Dutch supermarket group Ahold Delhaize reported slightly higher-than-expected sales for the fourth quarter, thanks to strong holiday sales at its US grocery stores and market share gains by its Dutch chain Albert Heijn.
Revenue for the three months through 31 December was €23.28 billion ($24.12 billion), ahead of analysts' consensus estimate of €23.21 billion in a company-compiled poll.
Shares in the company, however, were trading 4% lower in early trade, which analysts attributed to a potential margin drop.
'While the outlook for FY25 is in line with expectations, Ahold Delhaize now banks group margin of 'around 4.0%', while it historically guided for margins of 'at least 4.0%',' analysts at KBC said in a note.
Ahold Delhaize said it expects an underlying operating margin of around 4% in 2025, the same level as 2024, and aims to save €1.25 billion through a cost-saving programme.
Regional Performance
The US was 'materially below expectations', due to an increase in pharmacy sales and wage inflation, while the European division 'performed much better than anticipated, with sales and underlying operating profit respectively 0.6% and 9.6% above consensus,' said ING.

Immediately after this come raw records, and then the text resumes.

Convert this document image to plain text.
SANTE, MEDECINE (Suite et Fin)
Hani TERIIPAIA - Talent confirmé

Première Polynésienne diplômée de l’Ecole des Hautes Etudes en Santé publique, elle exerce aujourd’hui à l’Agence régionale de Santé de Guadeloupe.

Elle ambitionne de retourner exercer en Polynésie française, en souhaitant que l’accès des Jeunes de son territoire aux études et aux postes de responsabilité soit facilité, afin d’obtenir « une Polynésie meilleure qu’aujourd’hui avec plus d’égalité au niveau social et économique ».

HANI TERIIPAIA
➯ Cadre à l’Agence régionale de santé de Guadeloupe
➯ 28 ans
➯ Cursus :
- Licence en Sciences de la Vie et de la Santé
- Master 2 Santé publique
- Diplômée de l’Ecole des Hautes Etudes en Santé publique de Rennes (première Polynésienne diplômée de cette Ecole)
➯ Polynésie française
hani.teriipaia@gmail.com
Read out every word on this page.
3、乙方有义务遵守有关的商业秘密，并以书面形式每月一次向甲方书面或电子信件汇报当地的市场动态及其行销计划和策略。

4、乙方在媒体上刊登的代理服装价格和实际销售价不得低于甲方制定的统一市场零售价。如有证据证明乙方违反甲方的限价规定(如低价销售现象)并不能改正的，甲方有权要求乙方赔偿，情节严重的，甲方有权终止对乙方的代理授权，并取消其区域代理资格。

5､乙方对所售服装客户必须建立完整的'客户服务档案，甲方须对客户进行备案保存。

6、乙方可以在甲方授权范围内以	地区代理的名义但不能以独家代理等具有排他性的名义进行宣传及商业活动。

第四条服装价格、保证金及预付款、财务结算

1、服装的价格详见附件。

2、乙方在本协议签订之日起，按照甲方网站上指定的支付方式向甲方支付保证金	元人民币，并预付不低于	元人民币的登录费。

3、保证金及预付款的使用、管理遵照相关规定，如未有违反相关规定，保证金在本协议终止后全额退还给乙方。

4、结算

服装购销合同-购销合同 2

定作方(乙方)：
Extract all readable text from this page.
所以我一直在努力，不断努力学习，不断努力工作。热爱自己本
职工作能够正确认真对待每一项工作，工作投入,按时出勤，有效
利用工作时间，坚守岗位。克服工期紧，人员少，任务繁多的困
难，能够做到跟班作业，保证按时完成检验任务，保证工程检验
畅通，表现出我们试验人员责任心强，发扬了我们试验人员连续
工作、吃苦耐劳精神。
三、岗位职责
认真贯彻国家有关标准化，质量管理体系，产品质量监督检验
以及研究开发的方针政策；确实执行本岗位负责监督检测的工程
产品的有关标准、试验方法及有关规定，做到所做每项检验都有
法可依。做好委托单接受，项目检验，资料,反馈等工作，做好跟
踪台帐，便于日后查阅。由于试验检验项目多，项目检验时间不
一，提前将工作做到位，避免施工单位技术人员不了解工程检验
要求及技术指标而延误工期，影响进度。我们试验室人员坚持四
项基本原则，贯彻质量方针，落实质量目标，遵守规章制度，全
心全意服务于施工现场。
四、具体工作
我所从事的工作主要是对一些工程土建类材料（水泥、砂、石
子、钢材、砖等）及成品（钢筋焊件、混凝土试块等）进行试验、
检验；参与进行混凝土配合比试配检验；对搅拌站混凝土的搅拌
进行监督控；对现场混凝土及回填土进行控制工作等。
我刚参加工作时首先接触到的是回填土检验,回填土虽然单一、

In the US, where Ahold Delhaize generates more than half of its revenue, major retailers including Target and Walmart have been pushing to keep prices of essentials low as many Americans shun big-ticket spending and turn to discount shopping in the face of sticky inflation.
The Food Lion and Stop & Shop parent company said it would invest more in lowering product prices this year.
The group announced higher capital expenditure for 2025, at around €2.7 billion, for new store openings and investments in technology.